I understand you want to put something safely stored into a database. You also do not want it to be decryptable by someone getting ahold of the database.
This first and foremost means: You cannot store the key on the same server as the database. But it has other implications. If you are using the inbuilt laravel helper function encrypt()
it actually means that the server uses the same password (secret) to encrypt all of the data you feed it. So if you have two customers they will have the same secret key and thus someone who got ahold of the key will be able to decrypt the whole database.
Second: Laravel stored the key typically in the /.env
file in laravels root dir on the server. That means: if someone can access the servers files (and even worse if the sql db is on the same server) - the encryption is useless.
What to do? There are multiple ways around it. My preferred option is to use asymetric encryption using OpenPGP. There already is some proper implementation you can use and even a very good reference project wich i encourage you to have a look at: Pass
The data needs to be synced between devices, and should not be accessable without decryption from the client (just like a LastPass vault is not decrypt-able by LastPass themselves).
That is something you can achieve in several ways. But afaik there is no way around storing (at least) the decryption keys on the client (and on the client only) and thus only transfer encrypted from the client to whatever server or "cloud" you will eventually decide on using. The encryption and decryption must be done on the client then.

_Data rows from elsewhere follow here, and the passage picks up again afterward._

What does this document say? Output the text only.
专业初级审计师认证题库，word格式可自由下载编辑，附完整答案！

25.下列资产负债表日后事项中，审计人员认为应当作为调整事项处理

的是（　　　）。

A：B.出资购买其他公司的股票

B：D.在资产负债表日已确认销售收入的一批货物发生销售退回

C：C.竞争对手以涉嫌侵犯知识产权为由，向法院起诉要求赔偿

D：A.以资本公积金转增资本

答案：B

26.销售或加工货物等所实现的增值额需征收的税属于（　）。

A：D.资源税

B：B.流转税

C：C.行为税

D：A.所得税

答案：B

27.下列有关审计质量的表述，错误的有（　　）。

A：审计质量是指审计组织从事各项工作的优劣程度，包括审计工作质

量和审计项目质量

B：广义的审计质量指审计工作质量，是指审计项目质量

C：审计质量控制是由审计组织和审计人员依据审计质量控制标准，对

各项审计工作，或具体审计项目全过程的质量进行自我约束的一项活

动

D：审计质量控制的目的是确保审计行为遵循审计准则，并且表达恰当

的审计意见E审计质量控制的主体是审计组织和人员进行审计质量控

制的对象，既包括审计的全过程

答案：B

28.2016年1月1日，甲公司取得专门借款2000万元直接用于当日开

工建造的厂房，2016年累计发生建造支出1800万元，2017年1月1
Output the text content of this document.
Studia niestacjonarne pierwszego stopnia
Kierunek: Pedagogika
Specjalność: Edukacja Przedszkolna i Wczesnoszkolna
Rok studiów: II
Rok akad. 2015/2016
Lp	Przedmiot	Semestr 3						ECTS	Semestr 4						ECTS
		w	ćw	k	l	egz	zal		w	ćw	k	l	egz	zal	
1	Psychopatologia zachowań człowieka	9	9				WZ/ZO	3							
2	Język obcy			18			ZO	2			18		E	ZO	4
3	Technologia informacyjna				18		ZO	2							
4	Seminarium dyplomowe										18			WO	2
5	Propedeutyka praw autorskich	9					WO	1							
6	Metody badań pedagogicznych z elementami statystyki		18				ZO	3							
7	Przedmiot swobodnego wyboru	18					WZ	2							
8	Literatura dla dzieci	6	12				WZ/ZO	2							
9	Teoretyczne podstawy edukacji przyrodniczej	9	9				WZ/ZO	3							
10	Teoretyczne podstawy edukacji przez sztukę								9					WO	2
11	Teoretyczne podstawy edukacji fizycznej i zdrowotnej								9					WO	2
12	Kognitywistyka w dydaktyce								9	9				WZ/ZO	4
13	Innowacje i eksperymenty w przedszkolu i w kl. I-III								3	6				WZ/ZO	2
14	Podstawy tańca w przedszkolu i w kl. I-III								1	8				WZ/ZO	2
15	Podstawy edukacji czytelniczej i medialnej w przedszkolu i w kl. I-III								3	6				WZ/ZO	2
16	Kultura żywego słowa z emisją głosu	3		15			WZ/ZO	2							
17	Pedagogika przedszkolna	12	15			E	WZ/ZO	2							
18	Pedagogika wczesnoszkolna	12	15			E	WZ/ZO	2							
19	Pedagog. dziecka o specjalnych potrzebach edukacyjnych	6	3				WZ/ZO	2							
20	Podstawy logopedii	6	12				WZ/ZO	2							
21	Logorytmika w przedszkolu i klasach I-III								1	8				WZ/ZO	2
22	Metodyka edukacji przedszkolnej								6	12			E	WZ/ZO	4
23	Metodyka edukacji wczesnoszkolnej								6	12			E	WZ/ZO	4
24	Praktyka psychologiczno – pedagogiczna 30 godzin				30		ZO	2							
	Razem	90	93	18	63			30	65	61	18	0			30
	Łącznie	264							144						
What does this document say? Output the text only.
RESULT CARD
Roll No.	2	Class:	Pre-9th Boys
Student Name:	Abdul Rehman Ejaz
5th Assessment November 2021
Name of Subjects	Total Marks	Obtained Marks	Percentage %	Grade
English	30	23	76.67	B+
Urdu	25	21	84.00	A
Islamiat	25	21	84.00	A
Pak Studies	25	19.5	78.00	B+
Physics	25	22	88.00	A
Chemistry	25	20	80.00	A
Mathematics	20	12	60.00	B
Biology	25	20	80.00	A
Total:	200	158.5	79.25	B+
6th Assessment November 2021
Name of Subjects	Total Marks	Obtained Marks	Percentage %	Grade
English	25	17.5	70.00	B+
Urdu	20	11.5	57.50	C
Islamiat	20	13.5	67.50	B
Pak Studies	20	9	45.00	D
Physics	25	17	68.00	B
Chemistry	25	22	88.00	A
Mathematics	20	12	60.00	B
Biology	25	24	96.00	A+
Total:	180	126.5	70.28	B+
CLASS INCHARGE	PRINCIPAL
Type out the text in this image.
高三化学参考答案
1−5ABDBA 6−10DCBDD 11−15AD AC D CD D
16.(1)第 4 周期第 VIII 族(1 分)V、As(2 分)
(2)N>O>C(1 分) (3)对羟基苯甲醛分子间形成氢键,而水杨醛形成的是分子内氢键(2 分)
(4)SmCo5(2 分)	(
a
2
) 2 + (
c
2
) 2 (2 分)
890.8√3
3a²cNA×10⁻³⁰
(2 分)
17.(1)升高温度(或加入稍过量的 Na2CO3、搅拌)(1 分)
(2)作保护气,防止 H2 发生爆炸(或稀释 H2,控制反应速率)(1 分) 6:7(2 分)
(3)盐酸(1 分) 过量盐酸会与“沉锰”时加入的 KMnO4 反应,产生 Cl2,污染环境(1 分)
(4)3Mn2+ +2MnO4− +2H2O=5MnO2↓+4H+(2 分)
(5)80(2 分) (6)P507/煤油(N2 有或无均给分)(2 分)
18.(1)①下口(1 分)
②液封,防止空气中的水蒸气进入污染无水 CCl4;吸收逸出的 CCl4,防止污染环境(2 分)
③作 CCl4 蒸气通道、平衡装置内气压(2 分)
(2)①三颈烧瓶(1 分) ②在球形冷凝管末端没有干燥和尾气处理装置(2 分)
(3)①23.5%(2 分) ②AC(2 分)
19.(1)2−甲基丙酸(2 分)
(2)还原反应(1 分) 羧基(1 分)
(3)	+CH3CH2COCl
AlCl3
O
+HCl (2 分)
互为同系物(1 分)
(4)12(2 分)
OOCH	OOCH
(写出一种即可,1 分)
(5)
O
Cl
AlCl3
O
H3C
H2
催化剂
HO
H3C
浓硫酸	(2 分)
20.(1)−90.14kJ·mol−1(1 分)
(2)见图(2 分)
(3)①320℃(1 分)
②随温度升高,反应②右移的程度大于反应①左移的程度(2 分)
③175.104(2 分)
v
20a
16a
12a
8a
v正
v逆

If you decide on having a webapplication there probably is some way in doing this using JavaScript and storing a secret in the browser but I don't really have a good working example atm.
If you stick to Public/Private keypairs you might as well use the public key to encrypt information from everywhere but only decrypt it on the client (where the private key is stored). Remember though: If some plaintext information is processed on the server it can be caught by someone who as access to it before encryption.
I hope that answers your question at least roughly.
PBKDF2
is not an encryption method. please stop your development while you're only slightly behind. there's no need to encrypt on the server/transport if you're under E2E anyway.